Saturday, May 15, 2021

Roadkill

I drive around lots of dead animals on my commutes to and from Hell.

Squirrels, raccoons, porcupines - I don't enjoy their bloody demise but I can deal with it. I feel bad, though - before we ripped up their homes and built roads and cars they lived peacefully. Now they play Russian roulette, having to decide when it is safe to run across the road. 

The unfair part is they don't have complete knowledge - they can't judge speed, or numbers of cars, they cannot hesitate once they begin the sprint. But fear spawns fatal hesitation.

Mankind causes even more misery than we give ourselves credit for.

But it is the birds that kill me. There is something about seeing a dead bird in the road that causes my mind to recoil.

Birds can fly. Humans pretend to fly, we tell ourselves we can fly - that is how we get through life with our lies - but birds can really fly.

They do it gracefully, lazily - soaring up above us in exquisite freedom.
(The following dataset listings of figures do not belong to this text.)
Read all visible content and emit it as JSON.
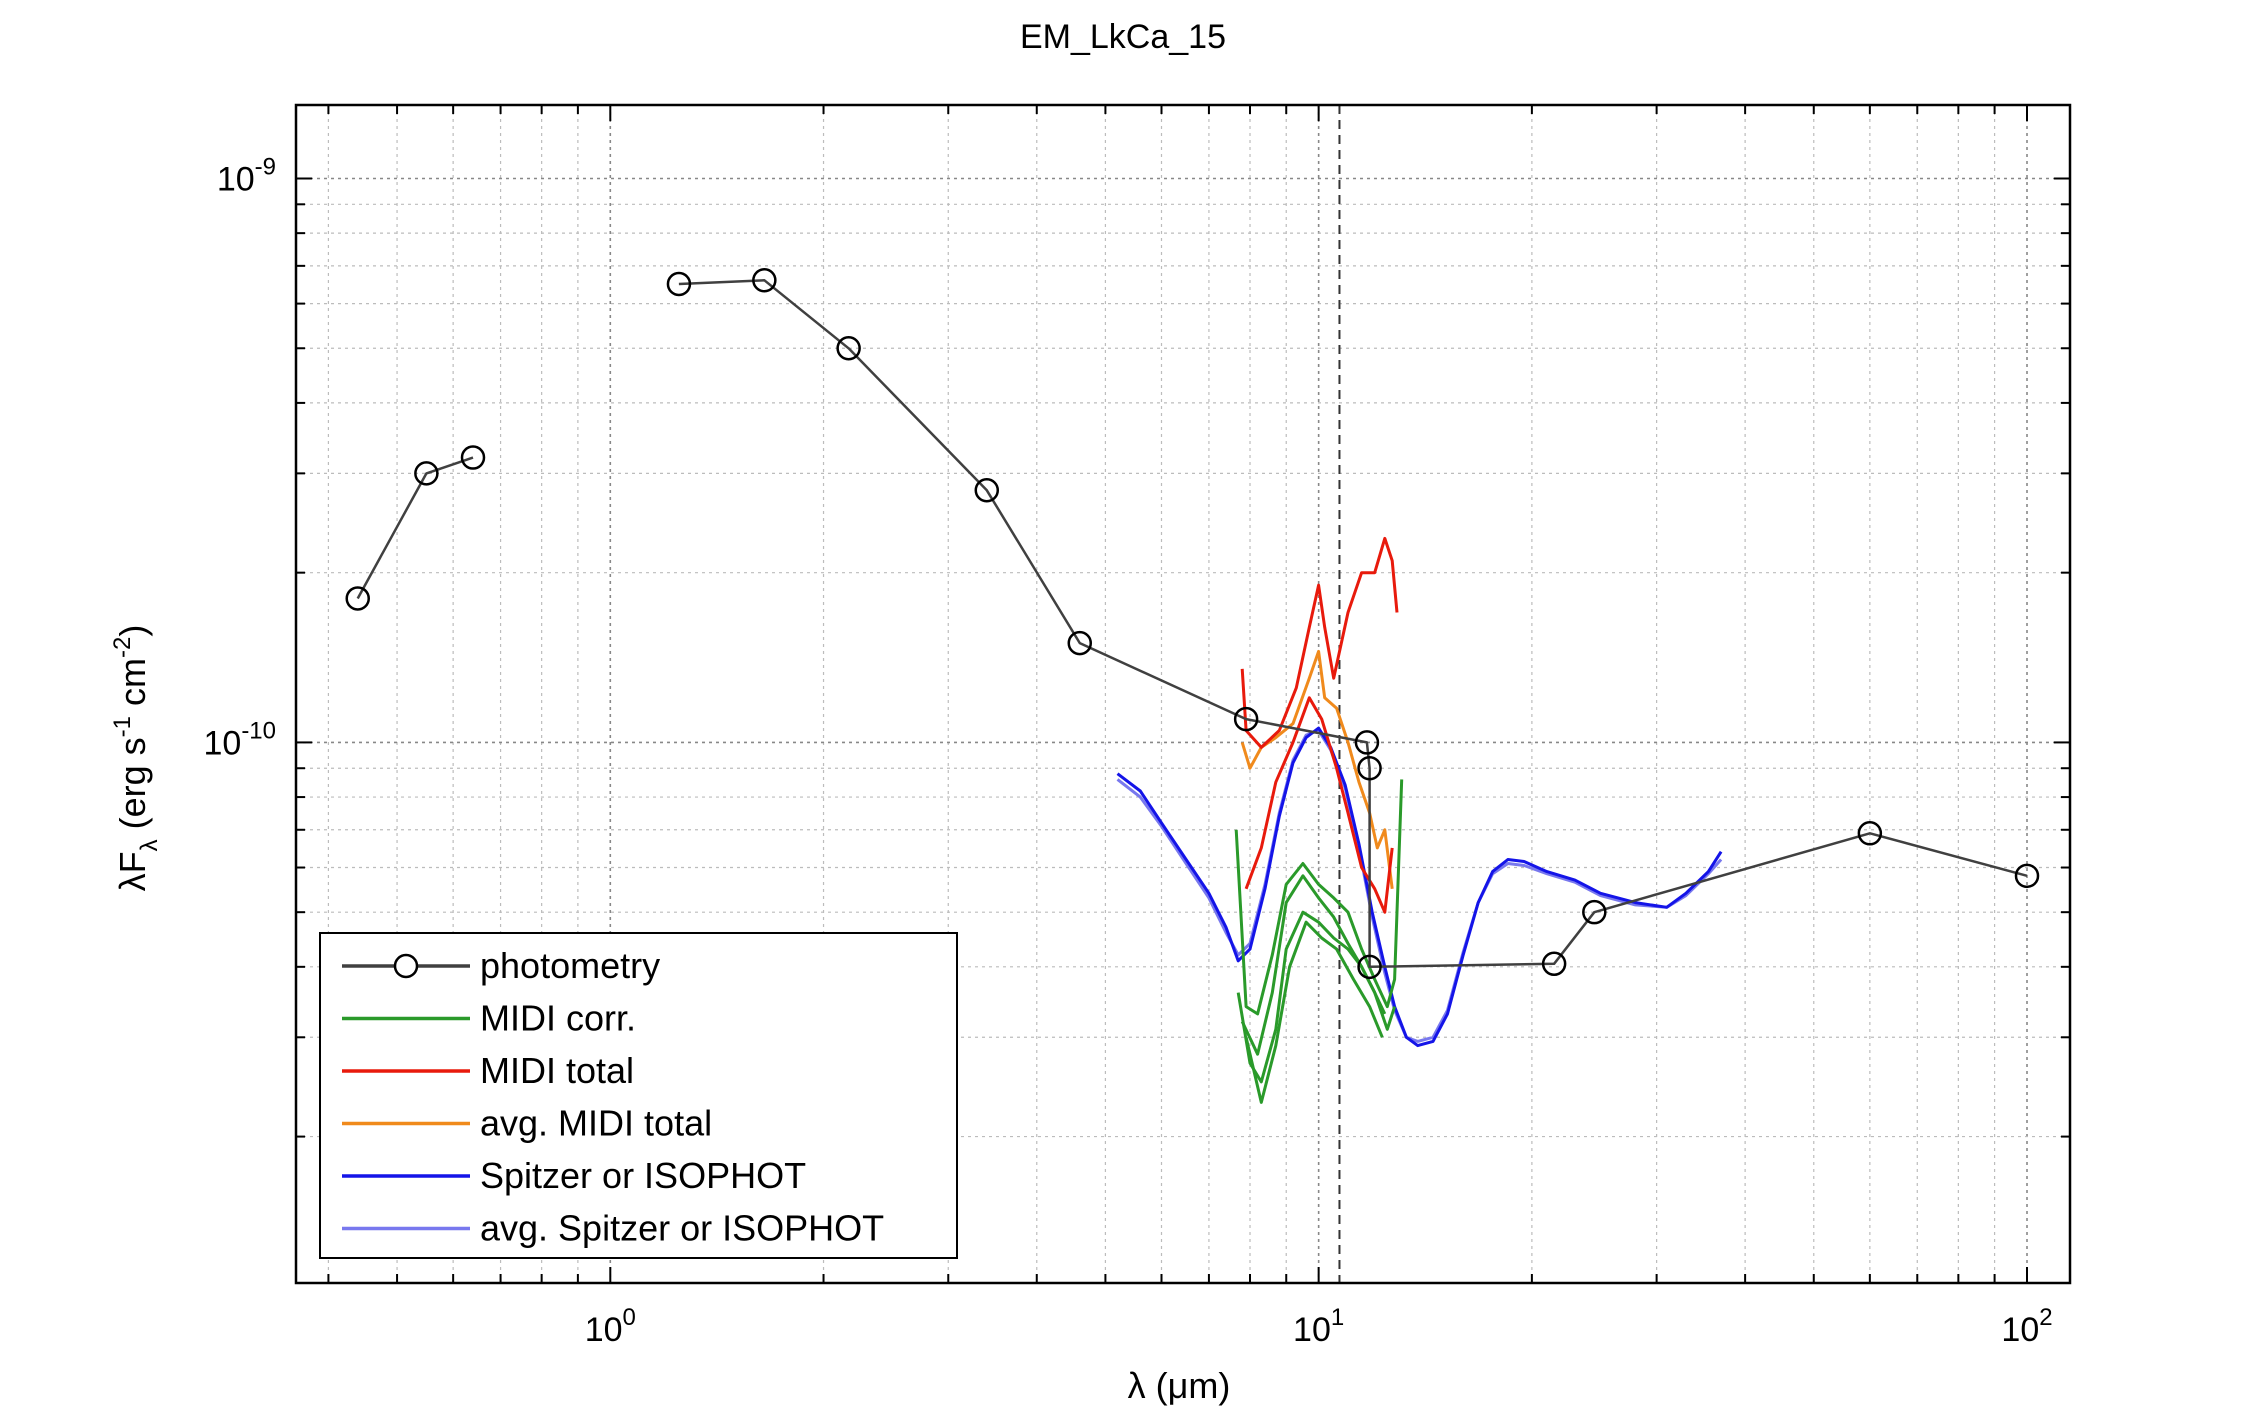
{
  "chart_data": {
    "type": "line",
    "title": "EM_LkCa_15",
    "xlabel": "λ (μm)",
    "ylabel": {
      "main": "λF",
      "sub": "λ",
      "unit_open": " (erg s",
      "exp1": "-1",
      "unit_mid": " cm",
      "exp2": "-2",
      "unit_close": ")"
    },
    "x_scale": "log",
    "y_scale": "log",
    "xlim": [
      0.36,
      115
    ],
    "ylim": [
      1.1e-11,
      1.35e-09
    ],
    "x_ticks": [
      {
        "value": 1,
        "base": "10",
        "exp": "0"
      },
      {
        "value": 10,
        "base": "10",
        "exp": "1"
      },
      {
        "value": 100,
        "base": "10",
        "exp": "2"
      }
    ],
    "y_ticks": [
      {
        "value": 1e-10,
        "base": "10",
        "exp": "-10"
      },
      {
        "value": 1e-09,
        "base": "10",
        "exp": "-9"
      }
    ],
    "grid": true,
    "legend_position": "bottom-left",
    "vline_x": 10.7,
    "series": [
      {
        "name": "photometry",
        "color": "#404040",
        "marker": "circle",
        "segments": [
          [
            [
              0.44,
              1.8e-10
            ],
            [
              0.55,
              3e-10
            ],
            [
              0.64,
              3.2e-10
            ]
          ],
          [
            [
              1.25,
              6.5e-10
            ],
            [
              1.65,
              6.6e-10
            ],
            [
              2.17,
              5e-10
            ],
            [
              3.4,
              2.8e-10
            ],
            [
              4.6,
              1.5e-10
            ],
            [
              7.9,
              1.1e-10
            ],
            [
              11.7,
              1e-10
            ],
            [
              11.8,
              9e-11
            ],
            [
              11.8,
              4e-11
            ],
            [
              21.5,
              4.05e-11
            ],
            [
              24.5,
              5e-11
            ],
            [
              60,
              6.9e-11
            ],
            [
              100,
              5.8e-11
            ]
          ]
        ]
      },
      {
        "name": "MIDI corr.",
        "color": "#2a9a2a",
        "marker": "none",
        "segments": [
          [
            [
              7.65,
              7e-11
            ],
            [
              7.9,
              3.4e-11
            ],
            [
              8.2,
              3.3e-11
            ],
            [
              8.6,
              4.2e-11
            ],
            [
              9.0,
              5.6e-11
            ],
            [
              9.5,
              6.1e-11
            ],
            [
              10.0,
              5.6e-11
            ],
            [
              10.5,
              5.3e-11
            ],
            [
              11.0,
              5e-11
            ],
            [
              11.5,
              4.3e-11
            ],
            [
              12.0,
              3.8e-11
            ],
            [
              12.5,
              3.4e-11
            ],
            [
              12.8,
              3.8e-11
            ],
            [
              13.1,
              8.6e-11
            ]
          ],
          [
            [
              7.8,
              3.2e-11
            ],
            [
              8.2,
              2.8e-11
            ],
            [
              8.6,
              3.6e-11
            ],
            [
              9.0,
              5.2e-11
            ],
            [
              9.5,
              5.8e-11
            ],
            [
              10.0,
              5.3e-11
            ],
            [
              10.5,
              4.9e-11
            ],
            [
              11.0,
              4.4e-11
            ],
            [
              11.5,
              4e-11
            ],
            [
              12.0,
              3.6e-11
            ],
            [
              12.4,
              3.3e-11
            ]
          ],
          [
            [
              7.7,
              3.6e-11
            ],
            [
              8.0,
              2.7e-11
            ],
            [
              8.3,
              2.5e-11
            ],
            [
              8.7,
              3.1e-11
            ],
            [
              9.0,
              4.3e-11
            ],
            [
              9.5,
              5e-11
            ],
            [
              10.0,
              4.8e-11
            ],
            [
              10.5,
              4.5e-11
            ],
            [
              11.0,
              4.3e-11
            ],
            [
              11.5,
              4e-11
            ],
            [
              12.0,
              3.6e-11
            ],
            [
              12.5,
              3.1e-11
            ],
            [
              12.8,
              3.4e-11
            ]
          ],
          [
            [
              7.9,
              3e-11
            ],
            [
              8.3,
              2.3e-11
            ],
            [
              8.7,
              2.9e-11
            ],
            [
              9.1,
              4e-11
            ],
            [
              9.6,
              4.8e-11
            ],
            [
              10.1,
              4.5e-11
            ],
            [
              10.6,
              4.3e-11
            ],
            [
              11.2,
              3.8e-11
            ],
            [
              11.8,
              3.4e-11
            ],
            [
              12.3,
              3e-11
            ]
          ]
        ]
      },
      {
        "name": "MIDI total",
        "color": "#e81a0c",
        "marker": "none",
        "segments": [
          [
            [
              7.8,
              1.35e-10
            ],
            [
              7.9,
              1.05e-10
            ],
            [
              8.3,
              9.8e-11
            ],
            [
              8.8,
              1.05e-10
            ],
            [
              9.3,
              1.25e-10
            ],
            [
              9.7,
              1.6e-10
            ],
            [
              10.0,
              1.9e-10
            ],
            [
              10.2,
              1.6e-10
            ],
            [
              10.5,
              1.3e-10
            ],
            [
              11.0,
              1.7e-10
            ],
            [
              11.5,
              2e-10
            ],
            [
              12.0,
              2e-10
            ],
            [
              12.4,
              2.3e-10
            ],
            [
              12.7,
              2.1e-10
            ],
            [
              12.9,
              1.7e-10
            ]
          ],
          [
            [
              7.9,
              5.5e-11
            ],
            [
              8.3,
              6.5e-11
            ],
            [
              8.7,
              8.5e-11
            ],
            [
              9.2,
              1e-10
            ],
            [
              9.7,
              1.2e-10
            ],
            [
              10.1,
              1.1e-10
            ],
            [
              10.6,
              9e-11
            ],
            [
              11.0,
              7.5e-11
            ],
            [
              11.5,
              6e-11
            ],
            [
              12.0,
              5.5e-11
            ],
            [
              12.4,
              5e-11
            ],
            [
              12.7,
              6.5e-11
            ]
          ]
        ]
      },
      {
        "name": "avg. MIDI total",
        "color": "#f08a1c",
        "marker": "none",
        "segments": [
          [
            [
              7.8,
              1e-10
            ],
            [
              8.0,
              9e-11
            ],
            [
              8.3,
              9.8e-11
            ],
            [
              8.7,
              1.02e-10
            ],
            [
              9.2,
              1.08e-10
            ],
            [
              9.7,
              1.3e-10
            ],
            [
              10.0,
              1.45e-10
            ],
            [
              10.2,
              1.2e-10
            ],
            [
              10.6,
              1.15e-10
            ],
            [
              11.0,
              1e-10
            ],
            [
              11.4,
              8.5e-11
            ],
            [
              11.8,
              7.5e-11
            ],
            [
              12.1,
              6.5e-11
            ],
            [
              12.4,
              7e-11
            ],
            [
              12.7,
              5.5e-11
            ]
          ]
        ]
      },
      {
        "name": "Spitzer or ISOPHOT",
        "color": "#1414e8",
        "marker": "none",
        "segments": [
          [
            [
              5.2,
              8.8e-11
            ],
            [
              5.6,
              8.2e-11
            ],
            [
              6.0,
              7.2e-11
            ],
            [
              6.5,
              6.2e-11
            ],
            [
              7.0,
              5.4e-11
            ],
            [
              7.4,
              4.7e-11
            ],
            [
              7.7,
              4.1e-11
            ],
            [
              8.0,
              4.3e-11
            ],
            [
              8.4,
              5.5e-11
            ],
            [
              8.8,
              7.4e-11
            ],
            [
              9.2,
              9.2e-11
            ],
            [
              9.6,
              1.02e-10
            ],
            [
              10.0,
              1.06e-10
            ],
            [
              10.4,
              9.8e-11
            ],
            [
              10.9,
              8.4e-11
            ],
            [
              11.4,
              6.6e-11
            ],
            [
              11.9,
              5e-11
            ],
            [
              12.4,
              4e-11
            ],
            [
              12.8,
              3.4e-11
            ],
            [
              13.3,
              3e-11
            ],
            [
              13.8,
              2.9e-11
            ],
            [
              14.5,
              2.95e-11
            ],
            [
              15.2,
              3.3e-11
            ],
            [
              16.0,
              4.2e-11
            ],
            [
              16.8,
              5.2e-11
            ],
            [
              17.6,
              5.9e-11
            ],
            [
              18.5,
              6.2e-11
            ],
            [
              19.5,
              6.15e-11
            ],
            [
              21.0,
              5.9e-11
            ],
            [
              23.0,
              5.7e-11
            ],
            [
              25.0,
              5.4e-11
            ],
            [
              28.0,
              5.2e-11
            ],
            [
              31.0,
              5.1e-11
            ],
            [
              33.0,
              5.4e-11
            ],
            [
              35.5,
              5.9e-11
            ],
            [
              37.0,
              6.4e-11
            ]
          ]
        ]
      },
      {
        "name": "avg. Spitzer or ISOPHOT",
        "color": "#7878ee",
        "marker": "none",
        "segments": [
          [
            [
              5.2,
              8.6e-11
            ],
            [
              5.6,
              8e-11
            ],
            [
              6.0,
              7.1e-11
            ],
            [
              6.5,
              6.1e-11
            ],
            [
              7.0,
              5.3e-11
            ],
            [
              7.4,
              4.6e-11
            ],
            [
              7.7,
              4.2e-11
            ],
            [
              8.0,
              4.4e-11
            ],
            [
              8.4,
              5.6e-11
            ],
            [
              8.8,
              7.5e-11
            ],
            [
              9.2,
              9.3e-11
            ],
            [
              9.6,
              1.03e-10
            ],
            [
              10.0,
              1.05e-10
            ],
            [
              10.4,
              9.7e-11
            ],
            [
              10.9,
              8.3e-11
            ],
            [
              11.4,
              6.5e-11
            ],
            [
              11.9,
              4.9e-11
            ],
            [
              12.4,
              3.9e-11
            ],
            [
              12.8,
              3.35e-11
            ],
            [
              13.3,
              3e-11
            ],
            [
              13.8,
              2.95e-11
            ],
            [
              14.5,
              3e-11
            ],
            [
              15.2,
              3.35e-11
            ],
            [
              16.0,
              4.25e-11
            ],
            [
              16.8,
              5.2e-11
            ],
            [
              17.6,
              5.85e-11
            ],
            [
              18.5,
              6.1e-11
            ],
            [
              19.5,
              6.05e-11
            ],
            [
              21.0,
              5.85e-11
            ],
            [
              23.0,
              5.65e-11
            ],
            [
              25.0,
              5.35e-11
            ],
            [
              28.0,
              5.15e-11
            ],
            [
              31.0,
              5.1e-11
            ],
            [
              33.0,
              5.35e-11
            ],
            [
              35.5,
              5.85e-11
            ],
            [
              37.0,
              6.2e-11
            ]
          ]
        ]
      }
    ]
  }
}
They taunt me on my commute towards Hell - me speeding in a direction I do not wish to be moving, they exulting in their superiority over humans.

Until one of them makes a mistake and gets killed by someone who is more worried about getting to Starbucks on time then they are about the bird they just killed.

Roadkill is a metaphor for life.

If you are not paying attention, if you are not making the right plans, accepting the right compromises, swallowing the right amount of pride - you get run over.

Mercilessly.

Life speeds by, laughing, as you rot in the middle of the road.